David Smith: I am not sure I would agree with that. The statistics already show that the majority of tenancies end at tenants’ requests, not because the landlord wants to sell. Increasingly, the sector’s structure, even among smaller landlords, is changing. Landlords are often now increasingly selling with tenants in place to other landlords. Some of this is the buy-to-let sector in England and Wales growing up and perhaps becoming more like some of the buy-to-let sector abroad. Our view remains that one of the reasons that we tend to have many 12-month looped tenancies is that it has grown up that way through influences from the opposite side of the equation, from mortgage company pressure, from long lease pressure and from lettings agency pressure. At the moment, landlords are very linked to six-month or 12-month block tenancies. There is very little other discussion about term in the market. If we can break out of that cycle, we feel that would do a lot to change the dynamic.

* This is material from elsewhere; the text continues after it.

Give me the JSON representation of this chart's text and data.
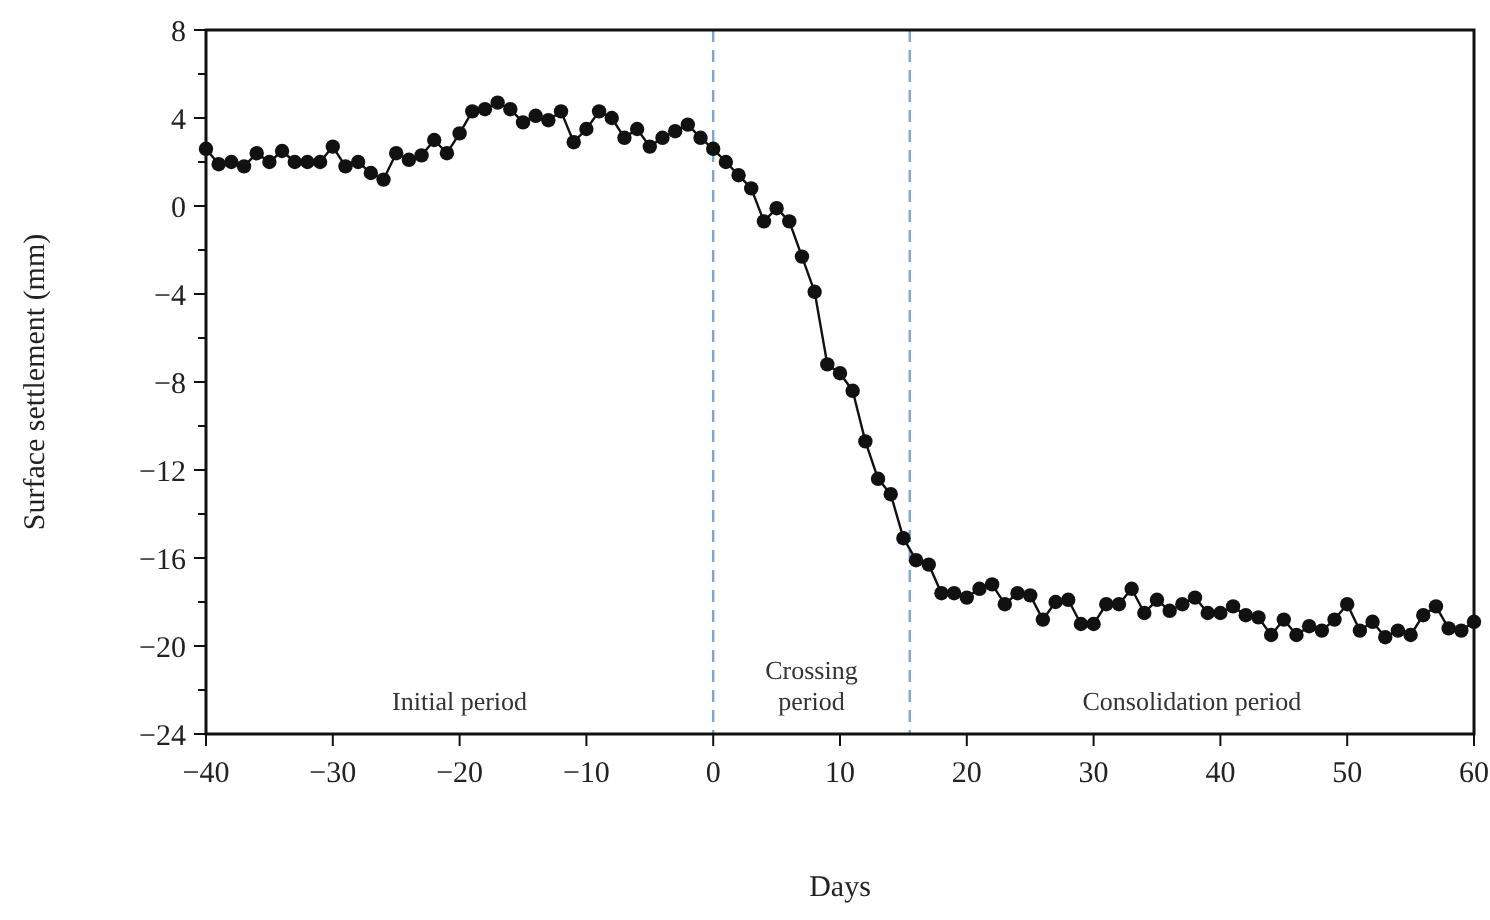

David Cox: I would agree with that, and at the same time with what the Minister said about looking at other countries. We hear a lot that we should look to Germany and France and their tenancy models. However, in relation to our tenancy model, that is comparing apples with pears. We have to factor in that in places such as Germany, they have indefinite tenancies but it is the tenant’s responsibility to maintain the property during those tenancies, and many do not come with kitchens and bathrooms. Here, the obligation is entirely on us as the landlords to maintain the properties and the goods inside the properties, whereas in Germany and France it is the tenant’s responsibility. We also have to factor in that they have a much more mature rental market. They have many more institutional investors. In Germany and France, the vast majority of the private rented stock is owned by institutional companies, whereas ours is owned predominantly by the “mama and papa” landlord.

It is also still a relatively new market. Looking back 100 years ago, 90% of the UK’s stock was in the private rented sector. By the time we had regulatory liberalisation under the Housing Act 1988, that had shrunk to less than 7% of the sector. It has only grown back to the size that it is today with that regulatory liberalisation, particularly the ability to use section 21 of the Housing Act, coupled in 1996 with the introduction of the buy-to-let mortgage, which provided a financing vehicle to allow people to start investing in property in the UK.

We need much more investment in property. There is a chronic housing shortage in the UK at the moment. The Government estimate that for every house built, two new households are created, therefore the level of housebuilding is not at a sustainable level. The only way we are going to get rents under control, get house prices under control, particularly in places like London, is by a massive house building programme.